SCHEDULE
Week 1 Introduction
Week 2 Celluloid Heroes 1
Week 3 Celluloid Heroes 2
Week 4 Indigenous Issues: Yothu Yindi
Week 5 Preserving culture: Aeroplane Dance
Week 6 Genocide: Black Man's Houses
Week 7 Rabbit-Proof Fence
Week 8 Renaissance: Chant of Jimmy Blacksmith
Week 9 Colonialism: Breaker Morant
Week 10 Gender: My Brilliant Career
Week 11 War: Gallipoli
Week 12 Satire: Barry McKenzie
Week 13 Politics: The Dismissal
Week 14 Conclusion
OBJECTIVES
This topic will focus on depictions of Australia and Australian issues in film and scriptwriting. Film material will include documentary, current affairs, short and feature length films. Discussion will focus on the way in which Australian film media is defined within Australia and elsewhere in the world, including the way in which Australian media is politicised in the evolving context of social history and the arts. Issues addressed will include the British and American cultural hegemony, indigenous cultures, cultural cringe, media ownership and regulation, cultural criticism and arts funding, the director as author, the impact of Australian films overseas, the influence of international media upon domestic film and other forms of production, and so on.
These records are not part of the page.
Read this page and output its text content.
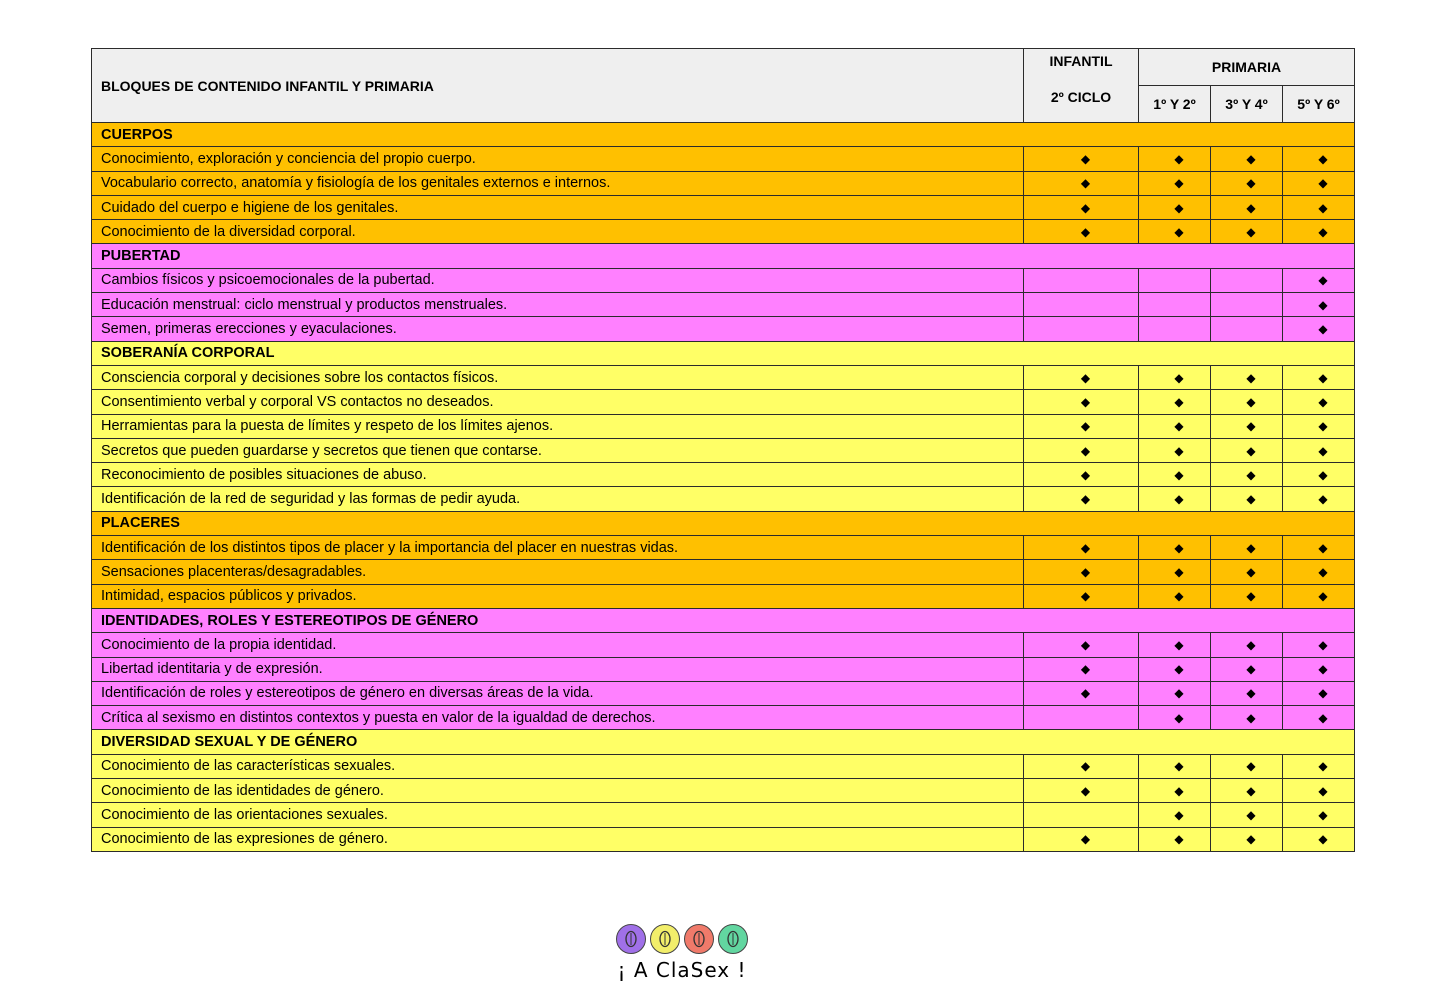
BLOQUES DE CONTENIDO INFANTIL Y PRIMARIA	INFANTIL
2º CICLO	PRIMARIA		
		1º Y 2º	3º Y 4º	5º Y 6º
CUERPOS				
Conocimiento, exploración y conciencia del propio cuerpo.	◆	◆	◆	◆
Vocabulario correcto, anatomía y fisiología de los genitales externos e internos.	◆	◆	◆	◆
Cuidado del cuerpo e higiene de los genitales.	◆	◆	◆	◆
Conocimiento de la diversidad corporal.	◆	◆	◆	◆
PUBERTAD				
Cambios físicos y psicoemocionales de la pubertad.				◆
Educación menstrual: ciclo menstrual y productos menstruales.				◆
Semen, primeras erecciones y eyaculaciones.				◆
SOBERANÍA CORPORAL				
Consciencia corporal y decisiones sobre los contactos físicos.	◆	◆	◆	◆
Consentimiento verbal y corporal VS contactos no deseados.	◆	◆	◆	◆
Herramientas para la puesta de límites y respeto de los límites ajenos.	◆	◆	◆	◆
Secretos que pueden guardarse y secretos que tienen que contarse.	◆	◆	◆	◆
Reconocimiento de posibles situaciones de abuso.	◆	◆	◆	◆
Identificación de la red de seguridad y las formas de pedir ayuda.	◆	◆	◆	◆
PLACERES				
Identificación de los distintos tipos de placer y la importancia del placer en nuestras vidas.	◆	◆	◆	◆
Sensaciones placenteras/desagradables.	◆	◆	◆	◆
Intimidad, espacios públicos y privados.	◆	◆	◆	◆
IDENTIDADES, ROLES Y ESTEREOTIPOS DE GÉNERO				
Conocimiento de la propia identidad.	◆	◆	◆	◆
Libertad identitaria y de expresión.	◆	◆	◆	◆
Identificación de roles y estereotipos de género en diversas áreas de la vida.	◆	◆	◆	◆
Crítica al sexismo en distintos contextos y puesta en valor de la igualdad de derechos.		◆	◆	◆
DIVERSIDAD SEXUAL Y DE GÉNERO				
Conocimiento de las características sexuales.	◆	◆	◆	◆
Conocimiento de las identidades de género.	◆	◆	◆	◆
Conocimiento de las orientaciones sexuales.		◆	◆	◆
Conocimiento de las expresiones de género.	◆	◆	◆	◆
¡ A ClaSex !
Film footage will include a documentary history of Australian film from the 1880s to the present, representative works from the film Renaissance, Current Affairs and documentary, Department of Immigration programmes, and various other materials to be decided upon. A complete list of films and screening times will be posted early in the semester.
MATERIAL
Primary:
Gough Whitlam, The Truth of the Matter (Harmondworth: Penguin, 1979)
Christobel Mattingley, ed. Survival in our own Land: Aboriginal Experience in South Australia since 1836 (Adelaide:
Wakefield, 1988).
ASSESSMENT for this course will be in the form of a short seminar paper (2000-2500 words), as well as participation in class discussions.